What does Hatched mean to you?’
Being selected for The Original National Graduate Show in 1992 was the beginning of my professional career. With societal and economic attrition, the number of graduates from art schools still practicing after thirty years are few. Looking back at the cast of the artist’s body in compost and the use of living material in the Earthworm Culture Unit in the original exhibition, there is undoubtedly a certain rawness in the forms. But I also see that art concerned with the environment, for many years marginalised, has come full circle—back into vivid concern in Australian art.
I have been in eleven solo and group shows at PICA, as well as contributing to other talks and panels over the years. That’s not bad for a shy girl from the ‘burbs.

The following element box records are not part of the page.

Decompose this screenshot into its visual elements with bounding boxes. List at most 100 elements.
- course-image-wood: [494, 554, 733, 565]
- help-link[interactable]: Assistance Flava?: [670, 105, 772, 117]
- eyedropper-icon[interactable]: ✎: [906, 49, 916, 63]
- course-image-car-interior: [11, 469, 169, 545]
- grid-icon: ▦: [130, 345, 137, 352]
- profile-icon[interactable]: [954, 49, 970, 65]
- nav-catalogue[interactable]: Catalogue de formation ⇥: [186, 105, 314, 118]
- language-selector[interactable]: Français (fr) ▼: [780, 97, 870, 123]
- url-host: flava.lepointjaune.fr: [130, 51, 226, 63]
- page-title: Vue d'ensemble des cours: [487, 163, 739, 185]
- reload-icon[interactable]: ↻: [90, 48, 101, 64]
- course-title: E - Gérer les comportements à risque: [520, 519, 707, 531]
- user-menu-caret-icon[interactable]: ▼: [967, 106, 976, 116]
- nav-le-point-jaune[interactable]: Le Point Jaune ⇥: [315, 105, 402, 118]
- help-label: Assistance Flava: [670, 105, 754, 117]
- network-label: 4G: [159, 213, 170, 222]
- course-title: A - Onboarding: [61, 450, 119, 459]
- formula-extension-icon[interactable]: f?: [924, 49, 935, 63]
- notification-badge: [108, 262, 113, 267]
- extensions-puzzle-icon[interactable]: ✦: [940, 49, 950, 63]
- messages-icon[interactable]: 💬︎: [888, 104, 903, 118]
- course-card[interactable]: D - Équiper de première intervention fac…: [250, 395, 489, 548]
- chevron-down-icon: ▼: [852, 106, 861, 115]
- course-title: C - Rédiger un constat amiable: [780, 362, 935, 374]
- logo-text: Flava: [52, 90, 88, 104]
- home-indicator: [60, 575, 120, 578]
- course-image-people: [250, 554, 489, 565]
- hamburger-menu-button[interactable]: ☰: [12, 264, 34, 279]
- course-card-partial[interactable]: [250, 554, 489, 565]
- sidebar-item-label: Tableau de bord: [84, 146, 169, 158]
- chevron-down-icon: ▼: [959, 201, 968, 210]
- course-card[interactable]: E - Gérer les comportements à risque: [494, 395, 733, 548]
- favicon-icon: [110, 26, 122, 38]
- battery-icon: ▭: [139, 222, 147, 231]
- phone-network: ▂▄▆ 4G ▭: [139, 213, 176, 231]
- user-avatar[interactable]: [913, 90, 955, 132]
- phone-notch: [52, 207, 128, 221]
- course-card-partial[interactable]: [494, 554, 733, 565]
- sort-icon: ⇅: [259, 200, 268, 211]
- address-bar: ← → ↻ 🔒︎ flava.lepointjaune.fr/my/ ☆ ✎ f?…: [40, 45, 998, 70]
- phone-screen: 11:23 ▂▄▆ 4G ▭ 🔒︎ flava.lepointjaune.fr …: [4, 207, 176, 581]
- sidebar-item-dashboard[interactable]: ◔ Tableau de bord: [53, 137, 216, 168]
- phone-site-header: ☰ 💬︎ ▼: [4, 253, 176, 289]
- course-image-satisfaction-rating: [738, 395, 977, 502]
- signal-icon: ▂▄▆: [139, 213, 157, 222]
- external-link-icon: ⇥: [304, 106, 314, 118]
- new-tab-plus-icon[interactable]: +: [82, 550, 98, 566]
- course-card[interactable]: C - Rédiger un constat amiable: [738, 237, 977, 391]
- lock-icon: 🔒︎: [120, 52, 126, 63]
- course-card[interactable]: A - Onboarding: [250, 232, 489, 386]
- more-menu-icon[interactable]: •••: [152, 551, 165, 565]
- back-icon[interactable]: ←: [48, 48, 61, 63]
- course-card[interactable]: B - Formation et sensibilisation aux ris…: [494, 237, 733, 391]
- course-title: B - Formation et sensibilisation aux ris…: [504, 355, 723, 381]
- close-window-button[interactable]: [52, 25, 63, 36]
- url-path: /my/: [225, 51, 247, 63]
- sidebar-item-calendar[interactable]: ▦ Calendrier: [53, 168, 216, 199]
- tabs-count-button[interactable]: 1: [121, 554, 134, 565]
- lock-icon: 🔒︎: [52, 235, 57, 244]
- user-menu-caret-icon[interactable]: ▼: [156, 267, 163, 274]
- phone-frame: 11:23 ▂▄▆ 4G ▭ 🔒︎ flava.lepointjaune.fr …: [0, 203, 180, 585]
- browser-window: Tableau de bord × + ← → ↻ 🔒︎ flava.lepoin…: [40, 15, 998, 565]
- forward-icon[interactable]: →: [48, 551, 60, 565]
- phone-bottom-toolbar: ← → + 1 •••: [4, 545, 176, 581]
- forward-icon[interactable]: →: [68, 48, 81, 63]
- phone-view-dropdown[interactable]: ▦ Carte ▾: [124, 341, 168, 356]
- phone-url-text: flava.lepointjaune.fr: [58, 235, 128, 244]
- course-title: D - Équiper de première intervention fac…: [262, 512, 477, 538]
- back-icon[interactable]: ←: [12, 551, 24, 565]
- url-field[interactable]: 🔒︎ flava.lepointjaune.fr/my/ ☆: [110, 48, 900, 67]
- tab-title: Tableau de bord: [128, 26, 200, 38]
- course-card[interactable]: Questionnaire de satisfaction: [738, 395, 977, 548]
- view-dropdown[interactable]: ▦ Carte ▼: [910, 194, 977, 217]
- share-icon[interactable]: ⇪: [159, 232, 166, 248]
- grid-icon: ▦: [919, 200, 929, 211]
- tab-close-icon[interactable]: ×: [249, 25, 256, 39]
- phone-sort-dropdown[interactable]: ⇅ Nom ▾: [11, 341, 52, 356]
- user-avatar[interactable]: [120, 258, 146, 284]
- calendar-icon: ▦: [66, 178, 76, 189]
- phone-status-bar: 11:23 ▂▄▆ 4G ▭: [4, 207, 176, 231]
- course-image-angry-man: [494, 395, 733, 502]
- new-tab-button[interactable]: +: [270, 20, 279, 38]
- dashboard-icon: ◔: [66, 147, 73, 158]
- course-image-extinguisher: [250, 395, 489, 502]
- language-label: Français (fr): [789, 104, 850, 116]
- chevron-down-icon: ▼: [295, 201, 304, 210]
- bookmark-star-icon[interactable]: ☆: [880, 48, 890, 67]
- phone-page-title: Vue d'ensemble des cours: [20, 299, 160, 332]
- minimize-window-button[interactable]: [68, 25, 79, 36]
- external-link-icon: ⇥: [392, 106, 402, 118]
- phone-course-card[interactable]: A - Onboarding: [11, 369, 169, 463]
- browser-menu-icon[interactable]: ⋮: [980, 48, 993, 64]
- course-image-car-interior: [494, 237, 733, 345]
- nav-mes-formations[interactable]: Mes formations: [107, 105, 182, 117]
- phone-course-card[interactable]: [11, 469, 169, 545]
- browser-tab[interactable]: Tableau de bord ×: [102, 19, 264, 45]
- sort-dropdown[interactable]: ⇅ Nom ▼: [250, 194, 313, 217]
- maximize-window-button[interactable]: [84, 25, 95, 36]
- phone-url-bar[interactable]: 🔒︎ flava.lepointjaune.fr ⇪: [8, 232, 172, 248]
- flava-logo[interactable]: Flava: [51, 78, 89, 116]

I started off as PICA member number 007. Noel Sheridan let me use a back room for my first solo show as a second year student at Curtin University, and I worked as an assistant to Jill Barker for the Bookworks Exhibition in 1989 and David Watt for “The Classroom” in A Spacious Central Location in 1990. I am humbled and pleasured that within many of the curatorial themes engaged with, of the repeated reference to living forms and wild and lithic vibrancy, that have been woven into the creative projects I have shown inside these gallery walls.
It’s great to see the high profile that Hatched now has in 2021.